La festa della Beata Vergine del Rosario, che si celebra oggi, si regge su una colonna portante storica che testimonia la poderosa efficacia della recita delle preghiere a Maria. Fu istituita da papa Pio V nel 1572 con il nome di Madonna della Vittoria, a perenne ricordo della battaglia di Lepanto. Questo sanguinoso duello navale culminò esattamente un anno prima, il 7 ottobre 1571, con la sconfitta dell’Impero Ottomano da parte della Lega Santa, le cui armate erano state affidate dallo stesso Papa a Maria Santissima.
Il merito della vittoria, la quale salvò l’Europa e la Cristianità dalla minaccia espansionistica degli ottomani, fu dunque attribuito fin da subito alla protezione di Maria, che i cristiani – Pio V in testa – avevano invocato recitando il Rosario.
Ma la battaglia di Lepanto è solo il simbolo storicamente più rappresentativo di una realtà che ricorre nei secoli: l’intervento prodigioso di Maria nel corso degli eventi e nella vita degli uomini. Se a Lepanto il Rosario fu l’arma che si frappose tra l’anelito imperialistico dei musulmani e l’Europa, in tante altre occasioni il Rosario è stato il grimaldello che ha convertito cuori inariditi e ha condotto alla salvezza persone che peregrinavano sulla via della perdizione.
È il caso di Bartolo Longo. Nato a Latiano, in Puglia, nel 1841, condusse un’infanzia agiata e studiò presso prestigiose scuole cristiane. Fu educato ai valori della preghiera e della fede, fin quando l’ebbrezza dell’emancipazione dalla famiglia e dalla vita di paese non lo spinse a rincorrere pericolose chimere.
Finito il liceo, si trasferì dapprima a Lecce e poi a Napoli, dove andò a studiare giurisprudenza. Erano gli anni delle Guerre d’Indipendenza, il cui impeto idealistico andava contagiando gli animi vivaci di tanti giovani italiani. Si diffondevano, specie nelle università e nei circoli intellettuali, le idee illuministe e il livore verso la Chiesa, considerata una cappa di oscurantismo che soffocava i sogni di libertà.
Le mode culturali del momento non risparmiarono il giovane Longo. Originario di un’Italia ancora saldamente radicata sulla fede e sui valori della tradizione, fu per lui irresistibile il fascino esercitato da una città come Napoli, propulsore di idee nuove ed esuberanti, prefigurazione di un cambiamento culturale che avrebbe dato linfa a un Paese culturalmente troppo arretrato.
L’inganno lo portò fin nei circoli più chiusi ed elitari della città campana.
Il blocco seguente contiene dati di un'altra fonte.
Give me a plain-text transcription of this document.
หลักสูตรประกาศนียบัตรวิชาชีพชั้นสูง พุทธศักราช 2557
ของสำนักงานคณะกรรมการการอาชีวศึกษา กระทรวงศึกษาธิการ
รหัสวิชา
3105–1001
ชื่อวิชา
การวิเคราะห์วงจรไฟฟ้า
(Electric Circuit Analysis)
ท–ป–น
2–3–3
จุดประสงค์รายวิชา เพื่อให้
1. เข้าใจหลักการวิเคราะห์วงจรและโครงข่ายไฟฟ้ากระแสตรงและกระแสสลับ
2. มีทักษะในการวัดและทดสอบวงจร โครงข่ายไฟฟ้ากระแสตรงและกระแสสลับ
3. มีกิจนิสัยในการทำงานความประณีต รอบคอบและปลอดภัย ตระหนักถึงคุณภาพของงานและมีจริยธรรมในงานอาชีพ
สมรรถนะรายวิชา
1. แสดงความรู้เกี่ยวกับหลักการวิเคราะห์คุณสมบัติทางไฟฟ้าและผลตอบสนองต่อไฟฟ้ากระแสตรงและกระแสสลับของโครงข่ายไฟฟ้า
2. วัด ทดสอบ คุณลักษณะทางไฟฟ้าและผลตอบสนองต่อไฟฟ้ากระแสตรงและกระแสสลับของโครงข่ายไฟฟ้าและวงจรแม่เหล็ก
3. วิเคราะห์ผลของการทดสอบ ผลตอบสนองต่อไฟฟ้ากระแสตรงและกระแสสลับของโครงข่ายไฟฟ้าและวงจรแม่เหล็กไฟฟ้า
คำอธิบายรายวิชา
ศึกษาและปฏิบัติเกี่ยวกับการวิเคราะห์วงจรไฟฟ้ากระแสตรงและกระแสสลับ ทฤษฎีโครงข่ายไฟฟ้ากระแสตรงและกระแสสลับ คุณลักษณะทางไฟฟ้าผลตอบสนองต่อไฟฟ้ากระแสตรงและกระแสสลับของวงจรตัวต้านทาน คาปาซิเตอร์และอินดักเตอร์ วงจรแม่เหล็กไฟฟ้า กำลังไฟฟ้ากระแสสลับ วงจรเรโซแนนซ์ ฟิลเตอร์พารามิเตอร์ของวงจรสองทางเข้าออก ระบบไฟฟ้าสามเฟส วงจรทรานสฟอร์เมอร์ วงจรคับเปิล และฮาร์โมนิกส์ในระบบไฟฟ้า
Scese nei meandri del sottobosco massonico, dove coltivò un sempre maggiore interesse nei confronti dello spiritismo. Le frequentazioni di intellettuali anticlericali, nonché l’accesso alle pratiche magiche e alle conoscenze esoteriche, gli sembravano il modo più di tendenza per affrancarsi dall’abito provinciale che aveva indossato fino a quel momento.
Egli stesso racconterà che fu talmente fagocitato da questi ambienti da diventare un vero e proprio “sacerdote di satana”. Ben presto l’euforia fu surclassata da sentimenti di scoramento che lo fecero scivolare in una fortissima forma di depressione e fu più volte sull’orlo del suicidio.
Disperato, cercò qualcosa che potesse lenire la sua angoscia intima. Ne parlò con un professore suo amico, Vincenzo Pepe, pugliese come lui, il quale non gli risparmiò rimproveri e l’invito ad allontanarsi da certi ambienti. “Se continui con queste pratiche, finirai in manicomio!”, gli andava ripentendo. E lo inviò inoltre da padre Alberto Radente, convinto che questo domenicano, esperto direttore spirituale, sarebbe riuscito ad aiutare Bartolo Longo a dipanare il buio della sua anima.
Dopo una serie di incontri con questo sacerdote, il giovane Longo si fece confessare e iniziò un percorso di cambiamento. Era ancora oppresso dai cattivi pensieri, ma stava attendendo un’esperienza straordinaria che potesse offrirgli una svolta.
Un giorno, mentre vagava in preda alla disperazione nella Valle di Pompei, fu come rischiarato da una frase che gli ripeteva spesso padre Radente: “Se cerchi salvezza, propaga il Rosario. È promessa di Maria”. E subito dopo sentì l’eco di una campana lontana. A quel punto alzò le braccia al cielo e gridò: “Se è vero che Tu hai promesso a San Domenico che chi propaga il Rosario si salva, io mi salverò perché non uscirò da questa terra di Pompei senza aver qui propagato il tuo Rosario!”.
Nelle settimane successive, una serie di eventi indicarono a Longo che la sua supplica sarebbe stata esaudita. Strinse un rapporto con la contessa De Fusco, dei cui beni – tra cui la Valle di Pompei – era divenuto amministratore. Iniziò a frequentare i gruppi di preghiera al Sacro Cuore di Gesù che la contessa guidava, fino a diventare di lei stretto collaboratore e poi anche marito.
I due coniugi decisero insieme di trasformare la Valle di Pompei, povera e dimenticata, in un epicentro della devozione al Santo Rosario. Scelsero una vecchia chiesa del posto, dove situarono un quadro della Madonna del Rosario donato loro da una suora domenicana amica di padre Radente. Quel quadro è oggi conosciuto in tutto il mondo come l’icona della Beata Vergine del Santo Rosario di Pompei, che sorge all’interno di quello che è diventato un Santuario tra i più conosciuti e frequentati da tutto l’orbe cattolico. Il tutto, grazie all’impegno della contessa De Fusco e di suo marito Bartolo Longo.
Quest’ultimo è inoltre autore della Supplica alla Madonna di Pompei, scritta nel 1883, bicentenario di un’altra vittoria militare fondamentale per la salvezza dell’Europa e della Cristianità, quella della Lega Santa sui turchi a Vienna (1683). Prima di morire, il 5 ottobre 1926, mese mariano, Bartolo Longo sospirò: “Il mio unico desiderio è quello di vedere Maria, che mi ha salvato e mi salverà dalle grinfie di Satana”. Il 26 ottobre 1980, Giovanni Paolo II lo ha beatificato.